Kniffliges Qualifying für ART Grand Prix auf dem Circuit Paul Ricard
Kniffliges Qualifying für ART Grand Prix auf dem Circuit Paul Ricard
© Paolo Pellegrini
Ich hatte einen guten Start von Rang zehn und war nach zwei Runden schon auf Platz sieben. Dann habe ich Liam Lawson überholt. Er wollte kontern und ist in meinem Windschatten ausgeschert. Ich vermute, er ist mir etwas zu dicht aufgefahren und wir haben uns deswegen berührt. Ich hatte einen Reifenschaden hinten rechts und er einen leichten Defekt am Frontflügel. Er hat zunächst eine Strafe bekommen. Die Stewards haben sie aber wieder zurückgezogen. Wahrscheinlich haben sie in den Onboard-Aufnahmen gesehen, dass ich das Lenkrad leicht bewegt habe und haben deswegen entschieden, dass es ein Rennunfall war. Das ist auch okay so. Ich finde nur, dass er mehr Platz hätte lassen können. Der Ausfall ist besonders schade, denn wir waren sehr schnell. Das Auto lag deutlich besser als im ersten Rennen. Ein Podium wäre möglich gewesen.

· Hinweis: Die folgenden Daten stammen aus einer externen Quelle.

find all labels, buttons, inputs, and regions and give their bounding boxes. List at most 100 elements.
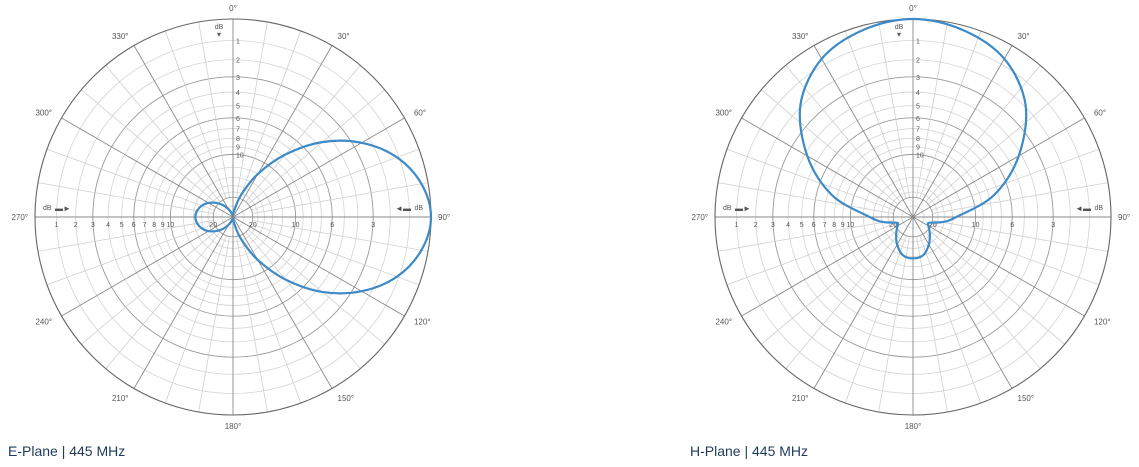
angle-label: 150° <box>338 394 355 403</box>
grid-spoke <box>164 235 227 404</box>
radial-tick-label: 10 <box>292 222 300 229</box>
radial-tick-label: 1 <box>735 222 739 229</box>
unit-label-left: dB <box>723 205 732 212</box>
angle-label: 210° <box>792 394 809 403</box>
grid-spoke <box>105 65 221 203</box>
grid-spoke <box>785 231 901 369</box>
radial-tick-label: 3 <box>371 222 375 229</box>
arrow-down-icon: ▾ <box>217 30 221 39</box>
grid-spoke <box>245 65 361 203</box>
radial-tick-label: 10 <box>916 152 924 159</box>
arrow-left-icon: ◄▬ <box>395 204 411 213</box>
angle-label: 120° <box>414 318 431 327</box>
grid-spoke <box>198 21 230 198</box>
grid-spoke <box>931 223 1100 286</box>
radial-tick-label: 9 <box>916 145 920 152</box>
grid-spoke <box>251 223 420 286</box>
angle-label: 120° <box>1094 318 1111 327</box>
grid-spoke <box>726 223 895 286</box>
radial-tick-label: 3 <box>771 222 775 229</box>
grid-spoke <box>46 148 215 211</box>
angle-label: 300° <box>35 109 52 118</box>
radial-tick-label: 6 <box>1010 222 1014 229</box>
radial-tick-label: 3 <box>916 75 920 82</box>
arrow-down-icon: ▾ <box>897 30 901 39</box>
angle-label: 60° <box>414 109 426 118</box>
grid-spoke <box>919 235 982 404</box>
grid-spoke <box>247 89 385 205</box>
grid-spoke <box>37 182 214 214</box>
radial-tick-label: 20 <box>929 222 937 229</box>
radial-tick-label: 8 <box>152 222 156 229</box>
radial-tick-label: 4 <box>786 222 790 229</box>
e-plane-caption: E-Plane | 445 MHz <box>8 443 126 459</box>
radial-tick-label: 10 <box>846 222 854 229</box>
radial-tick-label: 9 <box>161 222 165 229</box>
grid-spoke <box>61 117 234 218</box>
grid-spoke <box>81 229 219 345</box>
radial-tick-label: 5 <box>120 222 124 229</box>
angle-label: 270° <box>11 213 28 222</box>
grid-spoke <box>912 117 1085 218</box>
radial-tick-label: 1 <box>916 39 920 46</box>
grid-spoke <box>912 45 1013 218</box>
grid-spoke <box>232 45 333 218</box>
angle-label: 240° <box>35 318 52 327</box>
radial-tick-label: 7 <box>143 222 147 229</box>
angle-label: 330° <box>792 32 809 41</box>
radial-tick-label: 9 <box>841 222 845 229</box>
radial-tick-label: 20 <box>889 222 897 229</box>
grid-spoke <box>761 89 899 205</box>
radial-tick-label: 20 <box>209 222 217 229</box>
radial-tick-label: 5 <box>800 222 804 229</box>
radial-tick-label: 6 <box>330 222 334 229</box>
grid-spoke <box>927 229 1065 345</box>
radial-tick-label: 7 <box>916 127 920 134</box>
radial-tick-label: 1 <box>236 39 240 46</box>
radial-tick-label: 10 <box>972 222 980 229</box>
radial-tick-label: 2 <box>236 58 240 65</box>
grid-spoke <box>741 216 914 317</box>
radial-tick-label: 3 <box>1051 222 1055 229</box>
arrow-right-icon: ▬► <box>55 204 71 213</box>
angle-label: 150° <box>1018 394 1035 403</box>
grid-spoke <box>232 216 333 389</box>
polar-charts: 0°30°60°90°120°150°180°210°240°270°300°3… <box>11 4 1130 431</box>
grid-spoke <box>252 182 429 214</box>
h-plane-chart: 0° 30° 60° 90° 120° 150° 180° 210° 240° 270° 300° 3… <box>691 4 1130 431</box>
angle-label: 300° <box>715 109 732 118</box>
radial-tick-label: 7 <box>236 127 240 134</box>
grid-spoke <box>133 45 234 218</box>
grid-spoke <box>236 21 268 198</box>
grid-spoke <box>878 236 910 413</box>
radial-tick-label: 10 <box>236 152 244 159</box>
radial-tick-label: 6 <box>812 222 816 229</box>
radial-tick-label: 3 <box>236 75 240 82</box>
radial-tick-label: 7 <box>823 222 827 229</box>
radial-tick-label: 20 <box>249 222 257 229</box>
grid-spoke <box>252 220 429 252</box>
grid-spoke <box>741 117 914 218</box>
angle-label: 270° <box>691 213 708 222</box>
grid-spoke <box>912 216 1085 317</box>
grid-spoke <box>239 30 302 199</box>
arrow-left-icon: ◄▬ <box>1075 204 1091 213</box>
radial-tick-label: 10 <box>166 222 174 229</box>
angle-label: 0° <box>909 4 917 13</box>
grid-spoke <box>717 182 894 214</box>
grid-spoke <box>844 30 907 199</box>
unit-label-top: dB <box>215 24 224 31</box>
grid-spoke <box>81 89 219 205</box>
radial-tick-label: 4 <box>916 90 920 97</box>
angle-label: 330° <box>112 32 129 41</box>
grid-spoke <box>878 21 910 198</box>
grid-spoke <box>105 231 221 369</box>
grid-spoke <box>927 89 1065 205</box>
grid-spoke <box>133 216 234 389</box>
grid-spoke <box>61 216 234 317</box>
grid-spoke <box>919 30 982 199</box>
radial-tick-label: 1 <box>55 222 59 229</box>
e-plane-chart: 0° 30° 60° 90° 120° 150° 180° 210° 240° 270° 300° 3… <box>11 4 450 431</box>
grid-spoke <box>932 220 1109 252</box>
radiation-pattern-curve <box>194 139 433 295</box>
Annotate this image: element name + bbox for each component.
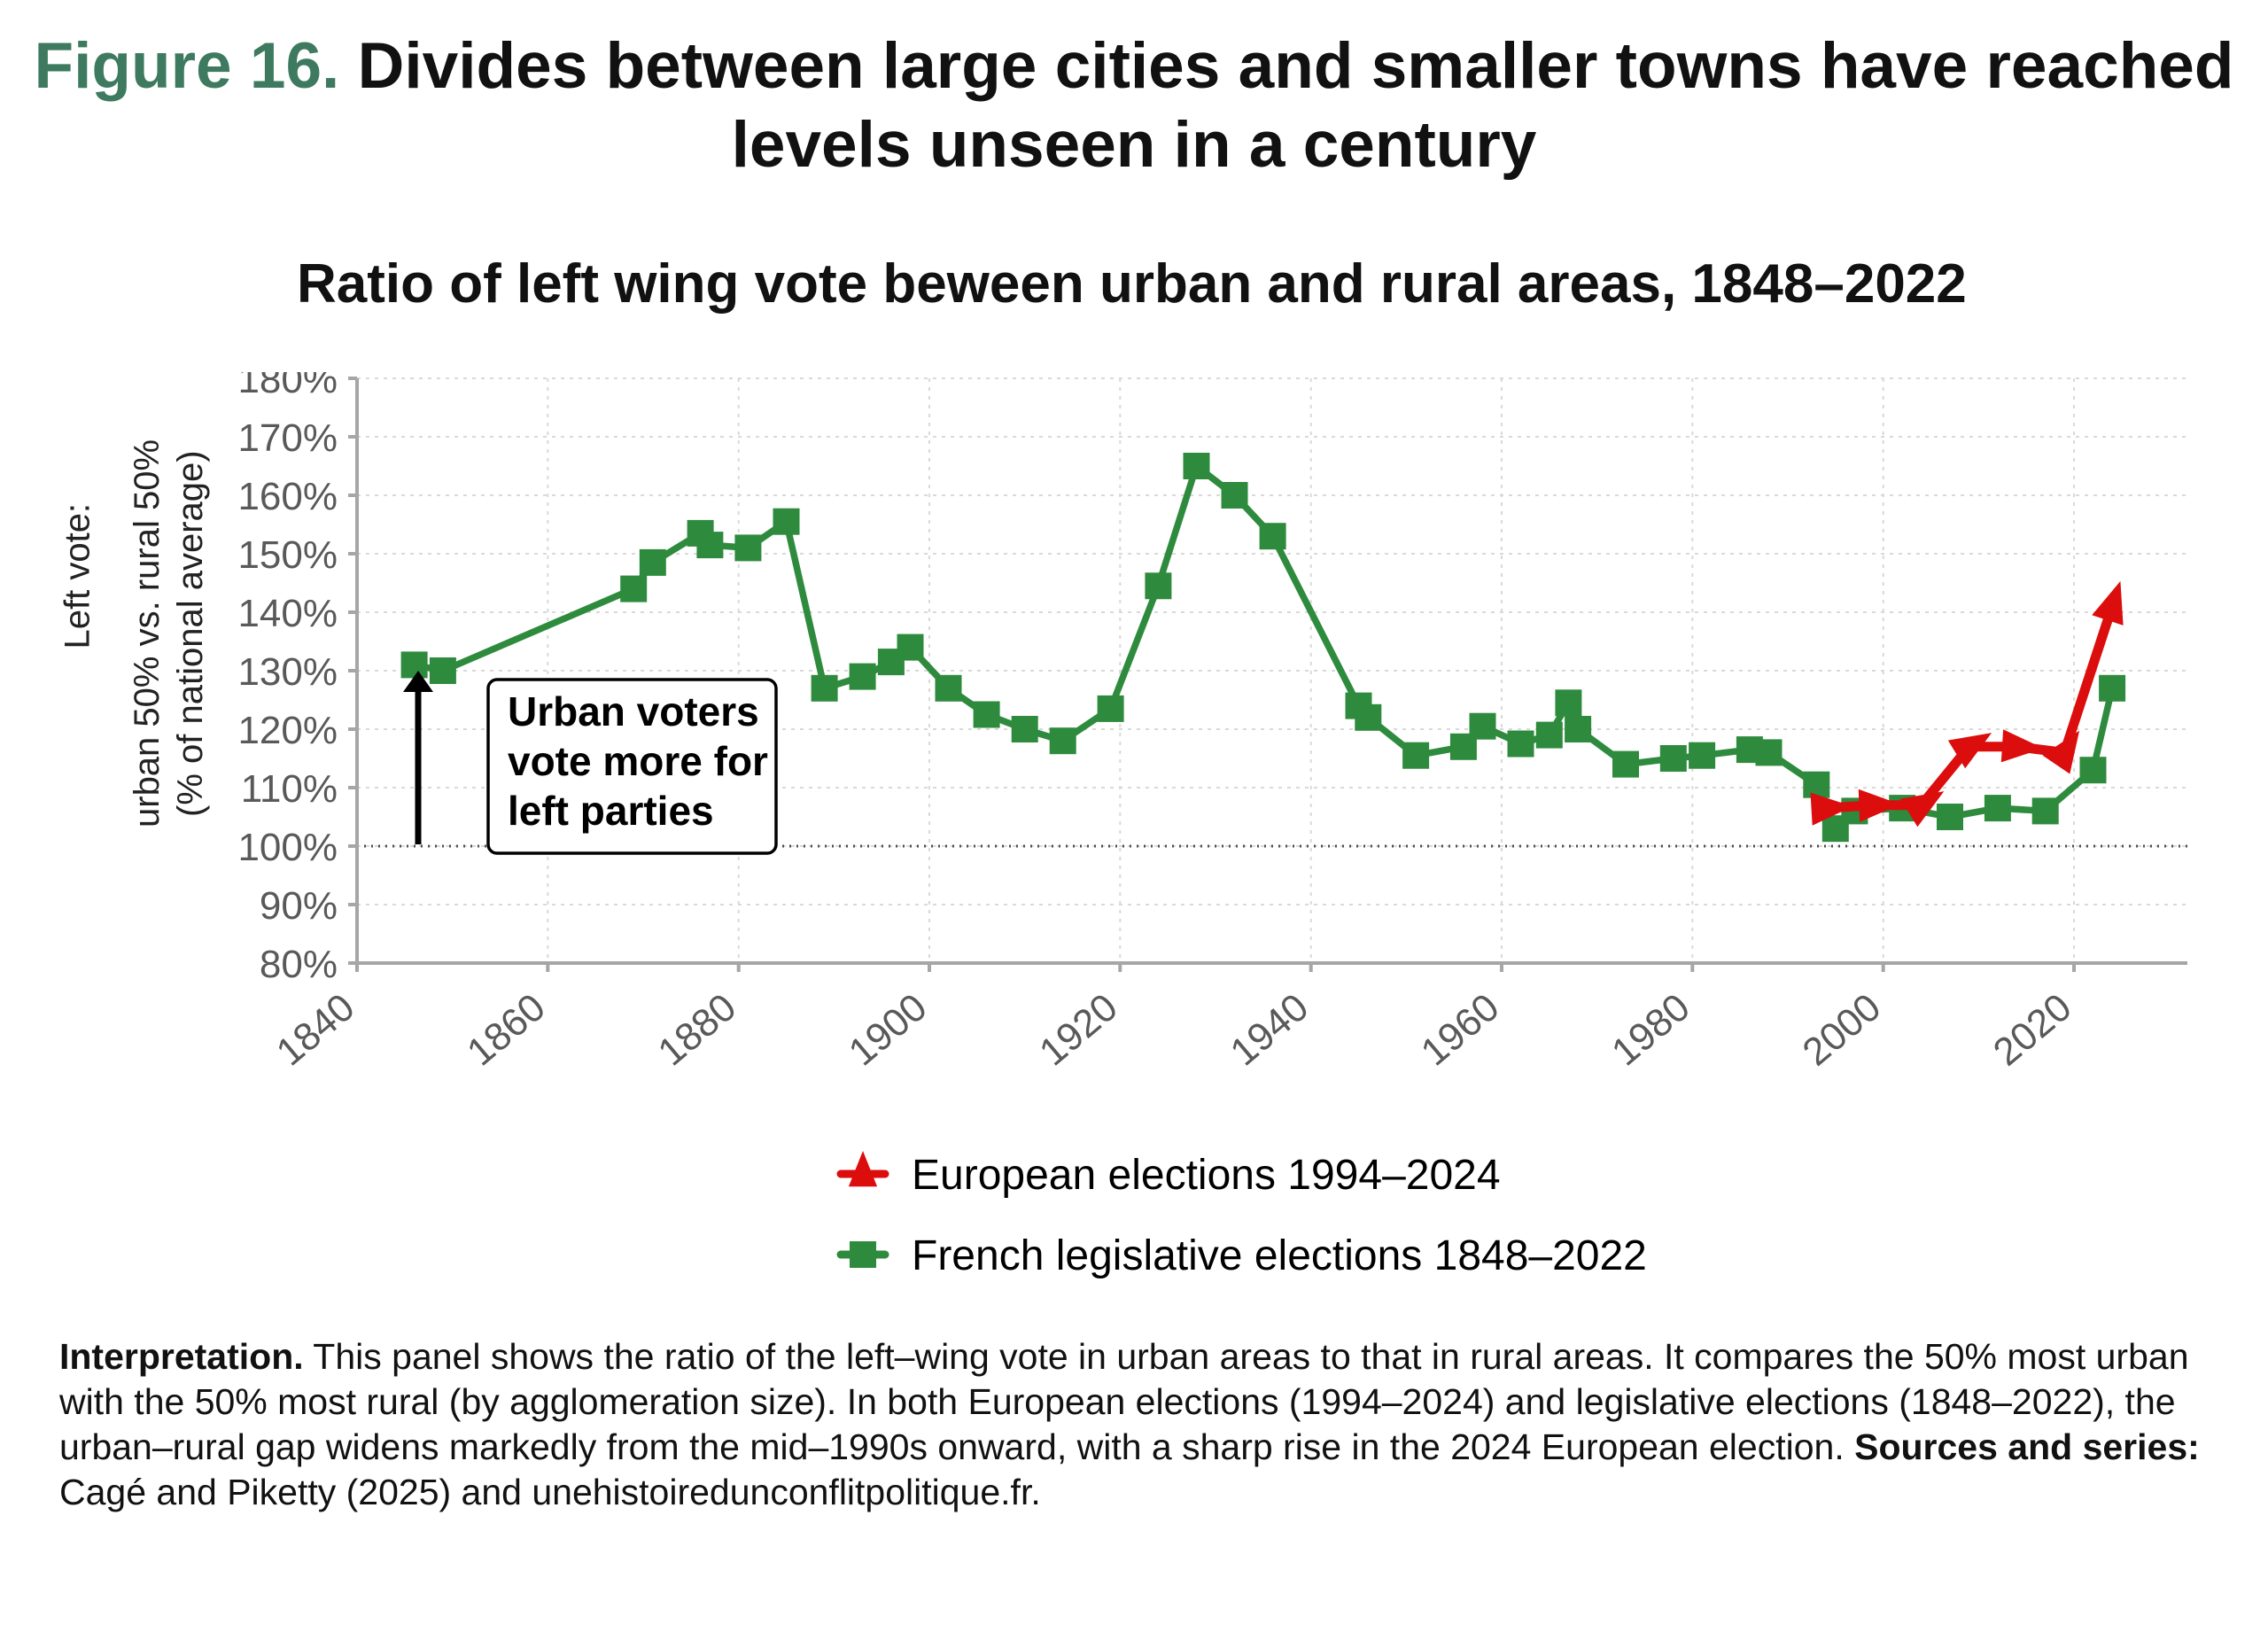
svg-text:80%: 80% xyxy=(260,943,338,986)
svg-text:160%: 160% xyxy=(237,475,338,518)
svg-text:180%: 180% xyxy=(237,372,338,401)
svg-text:1900: 1900 xyxy=(841,985,935,1074)
svg-text:left parties: left parties xyxy=(508,788,714,834)
svg-text:2000: 2000 xyxy=(1795,985,1889,1074)
svg-text:1940: 1940 xyxy=(1223,985,1317,1074)
svg-text:120%: 120% xyxy=(237,709,338,752)
svg-text:170%: 170% xyxy=(237,416,338,460)
svg-text:1860: 1860 xyxy=(459,985,553,1074)
svg-text:1840: 1840 xyxy=(268,985,362,1074)
svg-text:140%: 140% xyxy=(237,592,338,635)
svg-text:2020: 2020 xyxy=(1985,985,2079,1074)
svg-text:1960: 1960 xyxy=(1413,985,1507,1074)
svg-text:130%: 130% xyxy=(237,650,338,694)
svg-text:European elections 1994–2024: European elections 1994–2024 xyxy=(912,1152,1501,1199)
svg-text:Urban voters: Urban voters xyxy=(508,688,759,734)
svg-text:110%: 110% xyxy=(241,767,338,811)
svg-text:150%: 150% xyxy=(237,533,338,577)
svg-text:vote more for: vote more for xyxy=(508,738,768,784)
svg-text:100%: 100% xyxy=(237,826,338,869)
svg-text:1980: 1980 xyxy=(1604,985,1697,1074)
svg-text:French legislative elections 1: French legislative elections 1848–2022 xyxy=(912,1232,1647,1279)
svg-text:1880: 1880 xyxy=(650,985,744,1074)
svg-text:90%: 90% xyxy=(260,884,338,928)
svg-text:1920: 1920 xyxy=(1031,985,1125,1074)
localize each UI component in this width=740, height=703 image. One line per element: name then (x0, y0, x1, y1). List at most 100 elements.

Mit welchen Erwartungen reist du zum nächsten Rennwochenende?
Der Red Bull Ring ist eine sehr schöne Strecke, die mir liegt und richtig Spaß macht. Ich würde dort gerne gewinnen. ART hat letztes Jahr beide Rennen gewonnen, deswegen sollten wir sehr schnell sein. Man kann auf dem Red Bull Ring gut überholen. Wir müssen aber das Qualifying deutlich besser hinbekommen. Das Ziel lautet, aus den ersten drei Reihen zu starten, denn dann gerät man auch nicht so schnell in ein Chaos wie weiter hinten im Feld. Unsere Rennpace ist ja schon gut und auch den Reifenverschleiß haben wir im Griff. Wir müssen also nur gemeinsam analysieren, wie wir uns im Qualifying steigern können.